“No veo el interés de querer gustar. No le veo la gracia al corazoncito, a los ‘me gusta”
De actriz a escritora, la primogénita del pintor Antonio Saura se pasó a la literatura hace unos años tratando de reafirmar su identidad.
Como el personaje del relato de Christopher Isherwood, Marina Saura (Madrid, 67 años) es una cámara. El filtro, la médium a través de los cuales pueden existir otros personajes, otras historias. Ha sido así desde que se empeñó en ser actriz, primero en Gran Bretaña, donde cursó estudios en el Drama Centre londinense, y luego en España, de vuelta de un periplo extranjero que emprendió de preadolescente, tras la traumática separación de sus padres. Primogénita del pintor Antonio Saura, uno de los trazos más violentos y excepcionales del arte contemporáneo español del siglo XX, y de la que fuera su primera esposa, la traductora francosueca Gunhild Madeleine Augot, hace ocho años decidió dar el paso editorial y lanzarse al vacío como escritora con Sin permiso, conjunto de cuentos planteados como interrogantes existenciales que, de alguna manera, encuentran ahora su continuidad en Cara de foto (De Conatus). Un debut en lo novelado, encorsetado en la autoficción, aunque la autora se rebela contra la etiqueta porque, dice, el suyo es un álbum fotográfico que tiene tanto de imágenes personales como ajenas. Instantáneas —a veces, robadas— sobre las que ella, “secretaria de lo invisible”, borda palabras/narraciones de dolorosa intimidad, pero que resuenan universales. “Las fotos que voy captando y haciendo mías me sirven para completar huecos. No intento corregir lo que no haya sido correcto, o embellecer una historia que no fuera perfecta, se trata más bien de llenar blancos, vacíos, olvidos”, concede. Despreocupada por la validación de otros que no sean los suyos o caer bien (en eso, admite, sale a su padre; el físico, imponente, es genética materna), de lo único sobre lo que no le apetece hablar son los dimes y diretes de la polémica fundación conquense con la que pleiteó por los derechos de la obra paterna, de la que es heredera junto a la segunda esposa del pintor (la cubana Mercedes Beldarraín) y hoy gestiona a través de la Fondation Archives Antonio Saura, con sede en Ginebra, donde reside desde hace unos años por amor.
Supongo que sabe del debate literario sobre la autoficción, que si recurso de cobardes, que si testimonio del dolor… ¿Por qué decidió contarse así?
Es una etiqueta comercial, yo no la habría elegido jamás, ni la defiendo ni la adopto, pero en alguna parte te tienen que colocar. Utilizo experiencias personales, percepciones subjetivas más o menos de alcance para hablar de cosas que puedan llegar a mucha gente, pero mi objetivo nunca ha sido ni contarme ni, por supuesto, desahogarme. Este libro lo empecé en tercera persona, pero luego pasé a la primera porque creo que el lector se identifica más con el yo, cuando hablas de un proceso de aprendizaje que va de la infancia y la juventud a la madurez, si puede meterse en el cuerpo de esa niña protagonista y navegar dentro de sus experiencias. Solo es un recurso narrativo. Lo que he hecho es contar hechos indemostrables con emociones reales.

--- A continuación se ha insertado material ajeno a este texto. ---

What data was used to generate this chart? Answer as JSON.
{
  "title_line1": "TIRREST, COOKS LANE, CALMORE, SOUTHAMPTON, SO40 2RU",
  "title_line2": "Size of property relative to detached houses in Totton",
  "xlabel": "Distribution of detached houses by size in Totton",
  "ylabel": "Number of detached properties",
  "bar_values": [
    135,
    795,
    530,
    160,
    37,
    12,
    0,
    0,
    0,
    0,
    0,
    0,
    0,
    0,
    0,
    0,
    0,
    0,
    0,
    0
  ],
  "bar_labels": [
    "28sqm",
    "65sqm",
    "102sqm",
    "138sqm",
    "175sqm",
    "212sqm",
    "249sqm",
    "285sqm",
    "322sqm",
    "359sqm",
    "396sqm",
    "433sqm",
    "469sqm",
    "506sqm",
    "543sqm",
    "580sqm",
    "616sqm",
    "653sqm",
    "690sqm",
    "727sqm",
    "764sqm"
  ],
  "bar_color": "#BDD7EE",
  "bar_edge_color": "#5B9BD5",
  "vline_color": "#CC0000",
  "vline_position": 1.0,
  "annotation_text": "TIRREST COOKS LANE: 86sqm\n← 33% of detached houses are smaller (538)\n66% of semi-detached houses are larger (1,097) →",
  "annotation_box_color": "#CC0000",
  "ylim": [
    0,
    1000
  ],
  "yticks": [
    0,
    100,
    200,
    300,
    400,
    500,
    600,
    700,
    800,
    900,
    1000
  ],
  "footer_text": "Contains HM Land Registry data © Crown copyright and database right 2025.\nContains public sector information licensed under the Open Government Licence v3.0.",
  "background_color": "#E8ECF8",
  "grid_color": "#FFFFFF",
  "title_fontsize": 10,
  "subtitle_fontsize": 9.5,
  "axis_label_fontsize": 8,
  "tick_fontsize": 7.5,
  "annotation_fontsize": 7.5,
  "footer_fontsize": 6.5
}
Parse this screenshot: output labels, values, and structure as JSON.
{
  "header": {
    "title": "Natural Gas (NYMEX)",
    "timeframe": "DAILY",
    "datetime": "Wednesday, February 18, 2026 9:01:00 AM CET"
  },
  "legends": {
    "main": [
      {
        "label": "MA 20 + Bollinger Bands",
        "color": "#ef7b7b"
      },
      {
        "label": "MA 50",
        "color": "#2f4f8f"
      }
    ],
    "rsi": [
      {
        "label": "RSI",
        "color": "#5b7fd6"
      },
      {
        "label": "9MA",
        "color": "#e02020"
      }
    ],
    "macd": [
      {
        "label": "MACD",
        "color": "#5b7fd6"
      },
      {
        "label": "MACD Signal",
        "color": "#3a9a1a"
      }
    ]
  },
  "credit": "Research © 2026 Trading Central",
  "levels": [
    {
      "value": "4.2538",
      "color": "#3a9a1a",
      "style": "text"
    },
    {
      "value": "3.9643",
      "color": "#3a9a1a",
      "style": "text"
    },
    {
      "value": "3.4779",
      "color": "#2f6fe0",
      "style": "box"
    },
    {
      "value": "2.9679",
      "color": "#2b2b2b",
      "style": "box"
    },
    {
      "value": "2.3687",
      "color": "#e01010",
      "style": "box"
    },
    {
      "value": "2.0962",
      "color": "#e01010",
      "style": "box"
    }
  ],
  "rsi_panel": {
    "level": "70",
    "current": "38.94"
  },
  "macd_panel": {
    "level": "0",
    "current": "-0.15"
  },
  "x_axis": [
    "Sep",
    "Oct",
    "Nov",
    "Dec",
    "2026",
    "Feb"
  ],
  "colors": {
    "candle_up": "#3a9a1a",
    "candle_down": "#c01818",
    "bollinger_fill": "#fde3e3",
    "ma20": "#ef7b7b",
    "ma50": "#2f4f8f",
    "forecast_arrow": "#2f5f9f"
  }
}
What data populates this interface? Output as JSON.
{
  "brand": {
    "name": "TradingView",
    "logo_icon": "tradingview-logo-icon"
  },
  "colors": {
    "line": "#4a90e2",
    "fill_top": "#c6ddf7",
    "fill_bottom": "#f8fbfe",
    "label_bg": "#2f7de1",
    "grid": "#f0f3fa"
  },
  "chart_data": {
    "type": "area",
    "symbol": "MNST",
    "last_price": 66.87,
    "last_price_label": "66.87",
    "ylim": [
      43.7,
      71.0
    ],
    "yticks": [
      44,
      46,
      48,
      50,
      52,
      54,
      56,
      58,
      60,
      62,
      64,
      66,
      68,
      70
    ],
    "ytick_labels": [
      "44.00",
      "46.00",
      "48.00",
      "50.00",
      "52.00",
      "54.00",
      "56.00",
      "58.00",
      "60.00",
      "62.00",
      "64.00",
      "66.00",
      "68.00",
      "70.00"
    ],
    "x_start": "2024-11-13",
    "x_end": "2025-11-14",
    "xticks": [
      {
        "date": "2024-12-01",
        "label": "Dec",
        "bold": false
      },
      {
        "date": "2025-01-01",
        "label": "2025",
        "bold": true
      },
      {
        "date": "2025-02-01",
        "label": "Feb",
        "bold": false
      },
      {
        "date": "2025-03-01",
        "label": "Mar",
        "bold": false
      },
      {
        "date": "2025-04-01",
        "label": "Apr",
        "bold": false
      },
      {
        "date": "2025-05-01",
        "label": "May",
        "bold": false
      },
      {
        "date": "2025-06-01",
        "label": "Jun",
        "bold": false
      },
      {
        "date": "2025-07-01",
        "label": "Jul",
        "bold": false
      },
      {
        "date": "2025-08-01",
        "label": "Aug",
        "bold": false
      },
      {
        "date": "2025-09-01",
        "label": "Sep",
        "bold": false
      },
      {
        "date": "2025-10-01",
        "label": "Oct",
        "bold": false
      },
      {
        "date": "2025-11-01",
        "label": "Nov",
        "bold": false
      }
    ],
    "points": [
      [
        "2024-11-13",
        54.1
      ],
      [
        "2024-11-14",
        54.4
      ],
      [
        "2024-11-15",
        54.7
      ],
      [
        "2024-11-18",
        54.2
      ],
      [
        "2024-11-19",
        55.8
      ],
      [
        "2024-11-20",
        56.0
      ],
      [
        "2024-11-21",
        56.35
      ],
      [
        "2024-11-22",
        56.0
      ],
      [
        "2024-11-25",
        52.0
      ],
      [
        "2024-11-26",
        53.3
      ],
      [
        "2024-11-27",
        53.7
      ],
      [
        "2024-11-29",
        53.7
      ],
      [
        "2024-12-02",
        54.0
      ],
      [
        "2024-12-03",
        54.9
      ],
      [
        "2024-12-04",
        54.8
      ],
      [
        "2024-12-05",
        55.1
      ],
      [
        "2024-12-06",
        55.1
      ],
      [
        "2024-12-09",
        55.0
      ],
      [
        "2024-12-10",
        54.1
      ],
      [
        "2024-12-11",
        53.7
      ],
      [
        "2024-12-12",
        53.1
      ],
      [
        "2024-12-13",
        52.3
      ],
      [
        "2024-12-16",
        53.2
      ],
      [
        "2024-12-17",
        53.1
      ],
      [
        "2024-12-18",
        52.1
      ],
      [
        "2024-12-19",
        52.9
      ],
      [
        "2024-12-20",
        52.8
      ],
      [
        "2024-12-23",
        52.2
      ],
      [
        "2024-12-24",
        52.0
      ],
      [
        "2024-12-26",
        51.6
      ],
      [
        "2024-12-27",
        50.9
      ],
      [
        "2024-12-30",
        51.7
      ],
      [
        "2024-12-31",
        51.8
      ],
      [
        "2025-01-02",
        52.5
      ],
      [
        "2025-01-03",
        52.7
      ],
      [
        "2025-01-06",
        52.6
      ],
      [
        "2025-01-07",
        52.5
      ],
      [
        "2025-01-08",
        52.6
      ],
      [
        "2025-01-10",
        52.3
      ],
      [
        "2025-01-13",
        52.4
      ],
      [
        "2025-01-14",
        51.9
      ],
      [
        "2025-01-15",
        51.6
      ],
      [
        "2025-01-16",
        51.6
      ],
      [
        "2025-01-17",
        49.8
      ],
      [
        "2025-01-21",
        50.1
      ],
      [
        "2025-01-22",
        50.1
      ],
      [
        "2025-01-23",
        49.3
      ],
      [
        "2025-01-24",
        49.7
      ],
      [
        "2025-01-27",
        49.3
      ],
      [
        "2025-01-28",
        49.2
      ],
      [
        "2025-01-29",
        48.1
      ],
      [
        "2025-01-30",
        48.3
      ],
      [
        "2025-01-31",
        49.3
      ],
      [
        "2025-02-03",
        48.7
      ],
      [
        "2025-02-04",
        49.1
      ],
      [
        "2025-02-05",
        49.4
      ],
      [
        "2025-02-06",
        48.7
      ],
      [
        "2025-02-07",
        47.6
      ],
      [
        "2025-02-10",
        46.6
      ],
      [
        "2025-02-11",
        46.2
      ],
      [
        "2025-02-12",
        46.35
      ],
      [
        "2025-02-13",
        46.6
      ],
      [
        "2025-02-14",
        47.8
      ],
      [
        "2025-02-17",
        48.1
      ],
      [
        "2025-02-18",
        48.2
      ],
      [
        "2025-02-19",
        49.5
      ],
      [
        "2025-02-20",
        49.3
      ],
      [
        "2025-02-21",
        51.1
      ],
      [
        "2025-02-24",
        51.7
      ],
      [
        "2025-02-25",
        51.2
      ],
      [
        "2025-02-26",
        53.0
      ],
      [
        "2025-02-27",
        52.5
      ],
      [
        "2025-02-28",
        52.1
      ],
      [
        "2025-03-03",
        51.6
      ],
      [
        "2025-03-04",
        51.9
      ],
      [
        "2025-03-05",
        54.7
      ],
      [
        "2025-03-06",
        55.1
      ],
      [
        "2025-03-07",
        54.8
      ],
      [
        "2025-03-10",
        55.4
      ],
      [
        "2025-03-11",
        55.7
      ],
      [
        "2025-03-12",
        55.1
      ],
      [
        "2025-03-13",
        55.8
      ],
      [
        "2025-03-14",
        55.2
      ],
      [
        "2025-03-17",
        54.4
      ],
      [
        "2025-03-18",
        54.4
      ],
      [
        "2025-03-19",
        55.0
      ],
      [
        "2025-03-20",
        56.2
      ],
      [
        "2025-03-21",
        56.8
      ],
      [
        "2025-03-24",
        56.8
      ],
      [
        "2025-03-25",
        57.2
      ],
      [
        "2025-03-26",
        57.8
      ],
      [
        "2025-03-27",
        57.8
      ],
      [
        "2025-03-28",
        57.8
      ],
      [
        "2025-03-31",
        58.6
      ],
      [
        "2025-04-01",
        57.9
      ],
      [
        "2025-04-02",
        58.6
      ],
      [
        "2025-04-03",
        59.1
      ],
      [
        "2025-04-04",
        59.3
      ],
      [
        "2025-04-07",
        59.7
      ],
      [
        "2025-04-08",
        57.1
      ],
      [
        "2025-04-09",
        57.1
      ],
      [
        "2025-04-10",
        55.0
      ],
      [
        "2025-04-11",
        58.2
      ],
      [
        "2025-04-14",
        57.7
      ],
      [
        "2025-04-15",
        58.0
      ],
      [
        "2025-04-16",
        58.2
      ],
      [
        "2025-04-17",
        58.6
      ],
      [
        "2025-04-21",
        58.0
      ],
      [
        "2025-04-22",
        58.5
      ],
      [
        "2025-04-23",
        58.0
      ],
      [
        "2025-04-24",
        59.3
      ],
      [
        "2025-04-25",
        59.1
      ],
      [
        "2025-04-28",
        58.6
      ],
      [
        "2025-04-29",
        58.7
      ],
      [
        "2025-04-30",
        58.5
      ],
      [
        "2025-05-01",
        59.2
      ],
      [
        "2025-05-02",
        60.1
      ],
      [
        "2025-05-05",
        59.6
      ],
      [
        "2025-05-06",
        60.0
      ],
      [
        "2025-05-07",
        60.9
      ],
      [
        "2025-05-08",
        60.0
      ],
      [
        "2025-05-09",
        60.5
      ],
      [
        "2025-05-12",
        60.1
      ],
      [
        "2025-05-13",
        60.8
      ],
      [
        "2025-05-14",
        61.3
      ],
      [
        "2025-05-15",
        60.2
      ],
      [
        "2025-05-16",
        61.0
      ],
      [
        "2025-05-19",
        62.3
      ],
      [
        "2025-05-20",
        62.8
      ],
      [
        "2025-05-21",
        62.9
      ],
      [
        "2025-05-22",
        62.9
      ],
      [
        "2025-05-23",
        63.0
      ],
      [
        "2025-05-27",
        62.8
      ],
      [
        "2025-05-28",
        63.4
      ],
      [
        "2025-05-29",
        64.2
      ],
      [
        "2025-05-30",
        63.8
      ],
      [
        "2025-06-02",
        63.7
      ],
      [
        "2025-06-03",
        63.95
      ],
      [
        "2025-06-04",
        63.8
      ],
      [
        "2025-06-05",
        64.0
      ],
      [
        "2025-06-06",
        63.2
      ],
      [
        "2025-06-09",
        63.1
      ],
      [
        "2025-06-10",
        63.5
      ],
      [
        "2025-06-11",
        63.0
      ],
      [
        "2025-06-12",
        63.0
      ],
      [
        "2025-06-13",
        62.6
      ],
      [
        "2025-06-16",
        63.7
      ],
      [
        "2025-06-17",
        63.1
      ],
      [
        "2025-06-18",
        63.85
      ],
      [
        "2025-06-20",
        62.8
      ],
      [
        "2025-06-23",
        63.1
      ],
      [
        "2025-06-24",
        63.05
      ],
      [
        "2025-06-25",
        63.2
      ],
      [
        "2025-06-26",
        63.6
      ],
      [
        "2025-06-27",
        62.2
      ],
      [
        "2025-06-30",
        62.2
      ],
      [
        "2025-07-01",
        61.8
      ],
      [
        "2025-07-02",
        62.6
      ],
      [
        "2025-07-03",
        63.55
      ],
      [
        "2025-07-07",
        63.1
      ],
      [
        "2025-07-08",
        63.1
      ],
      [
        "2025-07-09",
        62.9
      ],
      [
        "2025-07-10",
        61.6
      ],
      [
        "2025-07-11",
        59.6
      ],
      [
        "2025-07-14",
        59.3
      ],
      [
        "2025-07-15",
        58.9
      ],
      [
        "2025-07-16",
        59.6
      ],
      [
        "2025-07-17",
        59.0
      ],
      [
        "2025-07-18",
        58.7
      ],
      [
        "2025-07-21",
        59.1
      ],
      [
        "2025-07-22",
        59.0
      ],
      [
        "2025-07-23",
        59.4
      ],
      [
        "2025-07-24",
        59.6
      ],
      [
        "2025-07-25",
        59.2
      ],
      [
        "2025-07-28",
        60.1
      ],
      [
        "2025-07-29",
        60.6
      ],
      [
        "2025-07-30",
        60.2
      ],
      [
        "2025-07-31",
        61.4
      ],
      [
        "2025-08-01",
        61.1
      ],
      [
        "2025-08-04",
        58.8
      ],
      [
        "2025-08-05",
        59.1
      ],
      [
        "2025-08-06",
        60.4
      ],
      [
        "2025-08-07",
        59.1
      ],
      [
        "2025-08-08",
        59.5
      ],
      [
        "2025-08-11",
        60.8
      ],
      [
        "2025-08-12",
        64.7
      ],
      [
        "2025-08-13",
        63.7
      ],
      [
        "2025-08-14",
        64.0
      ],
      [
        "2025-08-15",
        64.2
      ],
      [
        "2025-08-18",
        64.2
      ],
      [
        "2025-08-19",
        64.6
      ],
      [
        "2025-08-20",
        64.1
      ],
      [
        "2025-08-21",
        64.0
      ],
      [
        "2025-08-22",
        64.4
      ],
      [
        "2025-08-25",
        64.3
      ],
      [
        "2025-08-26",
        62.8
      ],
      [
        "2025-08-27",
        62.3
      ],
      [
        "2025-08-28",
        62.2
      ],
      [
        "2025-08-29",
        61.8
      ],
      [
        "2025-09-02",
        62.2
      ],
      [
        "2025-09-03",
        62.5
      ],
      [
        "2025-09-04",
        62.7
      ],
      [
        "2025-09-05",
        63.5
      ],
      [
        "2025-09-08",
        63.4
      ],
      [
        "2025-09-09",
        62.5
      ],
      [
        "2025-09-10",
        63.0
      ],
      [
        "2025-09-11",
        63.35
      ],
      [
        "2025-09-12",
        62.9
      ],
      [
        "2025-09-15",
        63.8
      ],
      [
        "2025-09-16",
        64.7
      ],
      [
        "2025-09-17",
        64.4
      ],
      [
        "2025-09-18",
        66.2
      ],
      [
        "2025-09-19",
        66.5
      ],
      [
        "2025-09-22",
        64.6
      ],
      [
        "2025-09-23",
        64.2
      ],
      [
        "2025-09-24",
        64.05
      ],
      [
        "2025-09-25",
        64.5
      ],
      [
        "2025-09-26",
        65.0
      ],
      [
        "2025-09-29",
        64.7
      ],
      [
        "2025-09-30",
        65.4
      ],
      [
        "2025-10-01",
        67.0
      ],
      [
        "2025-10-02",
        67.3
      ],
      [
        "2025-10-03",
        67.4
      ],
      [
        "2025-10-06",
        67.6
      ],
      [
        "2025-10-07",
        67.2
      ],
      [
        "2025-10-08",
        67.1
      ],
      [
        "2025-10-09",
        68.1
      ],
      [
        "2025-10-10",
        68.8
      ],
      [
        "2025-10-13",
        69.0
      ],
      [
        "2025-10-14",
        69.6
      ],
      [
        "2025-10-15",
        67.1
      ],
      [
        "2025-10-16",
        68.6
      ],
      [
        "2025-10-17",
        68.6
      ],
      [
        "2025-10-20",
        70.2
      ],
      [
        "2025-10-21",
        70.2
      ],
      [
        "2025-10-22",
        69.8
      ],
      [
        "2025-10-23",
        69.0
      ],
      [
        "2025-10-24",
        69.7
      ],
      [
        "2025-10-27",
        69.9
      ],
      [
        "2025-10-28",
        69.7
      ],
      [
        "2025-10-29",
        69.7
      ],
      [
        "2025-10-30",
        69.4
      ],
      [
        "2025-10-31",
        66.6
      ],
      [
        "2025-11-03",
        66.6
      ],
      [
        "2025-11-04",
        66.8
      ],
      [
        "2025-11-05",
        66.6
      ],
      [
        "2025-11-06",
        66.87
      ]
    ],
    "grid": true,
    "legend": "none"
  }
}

¿Entonces esa Olga fotógrafa/narradora no es usted?
Digamos que es una versión. Si he recurrido al yo y a historias de mi propia familia es porque me interesaba escribir un libro sobre cómo aprende uno a amar, a través sobre todo de las herencias. La construcción de la imagen de uno mismo se nutre de las imágenes de otros, forma parte de una necesidad. Es como un arcimboldo, como construir un pequeño Frankenstein.
Ya que ha salido a relucir el monstruo, usted ha sido traductora de libros de terror. ¿La ayudó en su proceso como escritora?
No soy miedosa en la realidad, pero luego no puedo ver películas o leer novelas de horror, me pone enferma. En una época en la que no podía ganarme la vida como actriz, busqué trabajo como traductora y entré en Planeta; me pusieron ante una mesa repleta de libros de editoriales extranjeras, me dijeron que eligiese lo que quisiera y me llevé a casa una docena de volúmenes. Escogí los que más miedo me dieron porque pensé que, si los iba a traducir, iba a domar ese miedo y conocer sus mecanismos. Nota aquí.